Example: Consider a speaker who observes 9/10 red balls (access=10). Her belief is a point mass at s=9.
"certainly RED": L0 assigns probability 1 to s=10 and 0 to s=9. Under KL: EU = −D_KL(δ₉ ∥ L0) = −log(L0(9|"certainly")) = −log(0) = −∞. The speaker can NEVER say "certainly" unless s=10. Under Hellinger: HD(δ₉, L0) = √(1 − √(0·1)) = 1, EU = −1. Finite disutility — the speaker CAN consider "certainly".
"probably RED": L0 assigns positive probability to s=6..10. Under both KL and Hellinger, "probably" has finite utility at s=9.

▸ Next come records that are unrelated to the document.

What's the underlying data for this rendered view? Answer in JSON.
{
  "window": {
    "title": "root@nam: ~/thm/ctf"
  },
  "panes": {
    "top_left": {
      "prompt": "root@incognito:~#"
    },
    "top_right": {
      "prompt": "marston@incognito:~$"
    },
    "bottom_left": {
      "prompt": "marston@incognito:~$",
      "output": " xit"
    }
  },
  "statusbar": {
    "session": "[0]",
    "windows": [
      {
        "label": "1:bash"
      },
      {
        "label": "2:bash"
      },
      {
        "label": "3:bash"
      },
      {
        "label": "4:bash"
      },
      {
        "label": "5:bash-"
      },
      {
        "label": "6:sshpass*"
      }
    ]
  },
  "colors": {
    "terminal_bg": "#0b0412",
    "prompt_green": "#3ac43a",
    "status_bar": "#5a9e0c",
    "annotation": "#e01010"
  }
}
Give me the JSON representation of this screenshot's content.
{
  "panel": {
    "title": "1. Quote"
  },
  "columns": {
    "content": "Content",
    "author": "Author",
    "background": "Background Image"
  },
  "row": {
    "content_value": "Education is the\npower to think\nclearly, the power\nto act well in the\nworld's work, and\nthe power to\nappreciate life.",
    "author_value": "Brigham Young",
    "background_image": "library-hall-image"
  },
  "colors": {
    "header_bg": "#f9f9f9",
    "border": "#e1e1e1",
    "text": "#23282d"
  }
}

@cite{herbstritt-franke-2019} argues that "certainly" IS pragmatically appropriate when the speaker is nearly but not absolutely sure, and that Hellinger distance correctly captures this by making "certainly" available as a message with bounded disutility.
Modal Concord #
The paper notes that the compositional model consistently overpredicts the frequency of "might be possible" in production data (Section 6). This is because the compositional semantics assigns "might be possible" a very weak truth condition (posterior probability of "possible" exceeds θ_might), making it true in almost all conditions.
The explanation: participants may give "might be possible" a modal
concord reading, collapsing the two modals to a single "possible".
See Phenomena.Modality.ModalConcord for the general phenomenon.
Modal concord occurs when two modals of the same logical type combine to
express a single modal meaning (e.g., "must necessarily" ≈ "must").
In the context of @cite{herbstritt-franke-2019}, the candidates for modal concord are "probably likely" and "might be possible", both of which combine modals of similar strength.